Making an Impact in the Corridors of Power - Civic Design PhD Student Whitehall Bound!
Dan Slade, a first year Liverpool PhD student funded by the ESRC’s North West Doctoral Training Centre (NWDTC) and jointly supervised by Liverpool and Manchester universities, has been successful in securing an internship within the UK Government’s Department for Communities and Local Government (DCLG). The latter is the government ministry with responsibility for issues including planning, housing, urban regeneration, local government and community cohesion. Dan will be working for 6 months with leading civil servants and government ministers on the reform of the planning system following the ‘Taylor review’ of government planning guidance*. He will be reviewing consultation responses from a wide-range of stakeholders and really getting under the skin of how policy and governance works in practice.
Dan, whose PhD research is exploring the conceptual and practical dimensions of ‘residual’ urban spaces, commented that “during the first year of my PhD I wanted a real chance to experience the politics, conflicts and day-to-day workings of planning at the coalface”. He added that “I have always tried my best to gain some practical experience in my field of town planning, volunteering in charitable organisations and doing Planning Aid work when time allowed”. Dan’s PhD supervisor and the leader of the NWDTC’s ‘Planning and Environment Pathway’ at Liverpool, Dr.

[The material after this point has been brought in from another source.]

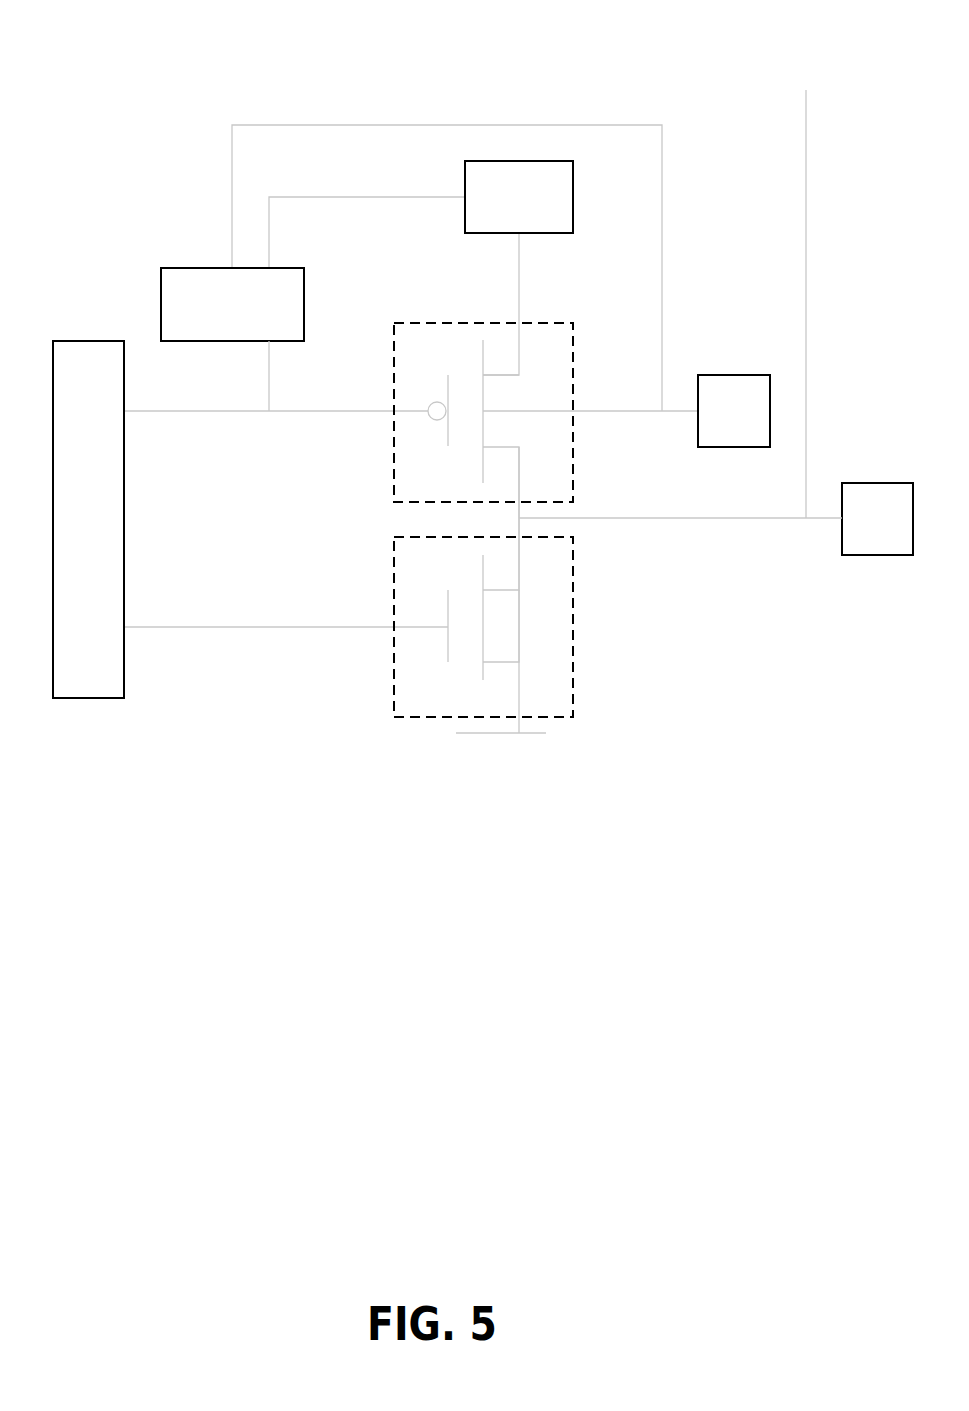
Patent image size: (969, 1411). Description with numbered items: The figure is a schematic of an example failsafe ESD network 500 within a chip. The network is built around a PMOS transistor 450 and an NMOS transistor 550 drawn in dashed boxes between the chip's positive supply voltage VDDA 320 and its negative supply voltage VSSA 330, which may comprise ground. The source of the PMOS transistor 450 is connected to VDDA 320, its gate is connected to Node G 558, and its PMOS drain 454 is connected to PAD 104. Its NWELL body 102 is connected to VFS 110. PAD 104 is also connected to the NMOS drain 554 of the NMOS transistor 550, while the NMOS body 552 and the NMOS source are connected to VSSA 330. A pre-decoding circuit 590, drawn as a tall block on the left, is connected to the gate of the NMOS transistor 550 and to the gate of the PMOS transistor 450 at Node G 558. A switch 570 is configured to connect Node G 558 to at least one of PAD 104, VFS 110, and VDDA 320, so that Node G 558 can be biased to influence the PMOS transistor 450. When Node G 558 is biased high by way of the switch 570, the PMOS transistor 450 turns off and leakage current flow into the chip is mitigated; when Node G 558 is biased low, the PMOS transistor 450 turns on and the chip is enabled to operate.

Olivier Sykes, commented that “Postgraduate research students can play a crucial role in fostering links between academia and practice, undertaking collaborative research with external partners and placements with industry, government and civil society organisations”. Congratulating Dan, Professor Thomas Fischer, Head of the Department of Geography and Planning, noted that “Promoting knowledge exchange and innovation is one of the University’s strategic objectives, and enhancing links between academia and the worlds of professional practice, industry and public policymaking forms a key component of the institutional drive to achieve this goal”. Dan’s Manchester supervisor, Professor Graham Haughton, who worked in the DCLG’s forerunner the Department of the Environment (DoE) during a previous period of reform and challenge for the planning system, also emphasised the value of engaging in practice and the enrichment and rounding of one’s academic perspectives that it can bring.